Wednesday, October 21, 2009

Prairie Dogs (Crime. PG. Originally Published in UK webzine 'east of web'. It received a 5 star rating.

Bill isn't the sharpest tack in the drawer. He's been that way pretty much his whole life or at least since I've known him, which is close to the time he left the womb. Now most people think Bill just came out that way but not me. I think that when Bill was a kid he just took too many pucks to the head. He's not much of a skater so they'd always throw him into goal. Unfortunately, he's not much of a goalie either. But that's neither here nor there, for the final result is the same. Bill needs a little extra care and understanding.

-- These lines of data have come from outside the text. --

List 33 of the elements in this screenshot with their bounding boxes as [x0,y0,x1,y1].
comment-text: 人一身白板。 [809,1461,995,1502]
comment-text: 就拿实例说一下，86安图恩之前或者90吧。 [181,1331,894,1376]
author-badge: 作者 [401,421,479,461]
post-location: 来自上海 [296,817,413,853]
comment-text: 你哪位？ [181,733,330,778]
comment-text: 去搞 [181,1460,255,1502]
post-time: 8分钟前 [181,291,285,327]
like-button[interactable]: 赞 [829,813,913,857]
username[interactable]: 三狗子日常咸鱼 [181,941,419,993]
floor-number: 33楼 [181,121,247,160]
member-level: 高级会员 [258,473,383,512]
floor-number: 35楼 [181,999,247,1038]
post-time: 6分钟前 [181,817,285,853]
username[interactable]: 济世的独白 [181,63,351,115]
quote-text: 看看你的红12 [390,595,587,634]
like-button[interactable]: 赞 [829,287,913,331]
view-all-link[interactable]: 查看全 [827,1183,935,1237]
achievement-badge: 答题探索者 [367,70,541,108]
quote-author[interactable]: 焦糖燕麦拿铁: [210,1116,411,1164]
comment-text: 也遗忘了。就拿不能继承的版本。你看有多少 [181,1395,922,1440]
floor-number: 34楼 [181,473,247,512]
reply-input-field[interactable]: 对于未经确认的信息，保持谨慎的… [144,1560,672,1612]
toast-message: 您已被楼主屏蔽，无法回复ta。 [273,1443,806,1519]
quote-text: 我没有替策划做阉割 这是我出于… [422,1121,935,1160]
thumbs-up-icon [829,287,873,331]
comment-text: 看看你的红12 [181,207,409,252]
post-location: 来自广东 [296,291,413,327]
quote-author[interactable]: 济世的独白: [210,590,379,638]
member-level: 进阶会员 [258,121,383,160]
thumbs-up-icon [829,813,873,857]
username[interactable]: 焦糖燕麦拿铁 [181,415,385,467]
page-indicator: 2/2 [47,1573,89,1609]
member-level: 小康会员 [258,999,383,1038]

He's a large man. Not fat, but tall and solid, and when you combine that with the dim-witted look that he has about him, a lot of people find him kind of scary. It seems that everyone just expects him to do something nasty. It's almost like they want him to, so they'll have a reason for feeling about him the way that they do.
I know Bill better than that. I know him to be as gentle as a kitten and as innocent as a child. I know that he didn't do what they're after him for and I wasn't about to sit by and watch them punish him for it. That wouldn't be right.
That's why we boarded the train. And that's why I sit across from Bill now, watching him stare out at the blank canvas of a wheat-covered prairie. Once in a while I'll see his eyes light up and he'll smile like he's laughing at a joke that nobody else gets. Then his look will fade as quickly as it came and he'll just stare intently at the fields. I'll be damned if I can ever see what he's laughing at.
"Can I get you anything?" I hear in a French Canadian accent. I look up to see a lanky steward pushing a refreshment cart through the centre isle.
"No thanks. Bill, you want anything?"
He just shakes his head. Bill's a man of few words. The steward moves on offering his wares to the rest of the disinterested passengers. I turn back to Bill just in time to see that stupid grin come across his face again. I look out the window, but I can't see anything there. Maybe he thinks the noon sun has truly turned the field of wheat into a sea of gold. Or maybe, having never seen the prairies before, in his simple mind he thinks that a gold ocean is what he's really looking at, the train has turned into a boat and we're sailing away into a new magical land called Toronto. I find myself envying the childlike way in which he sees the world.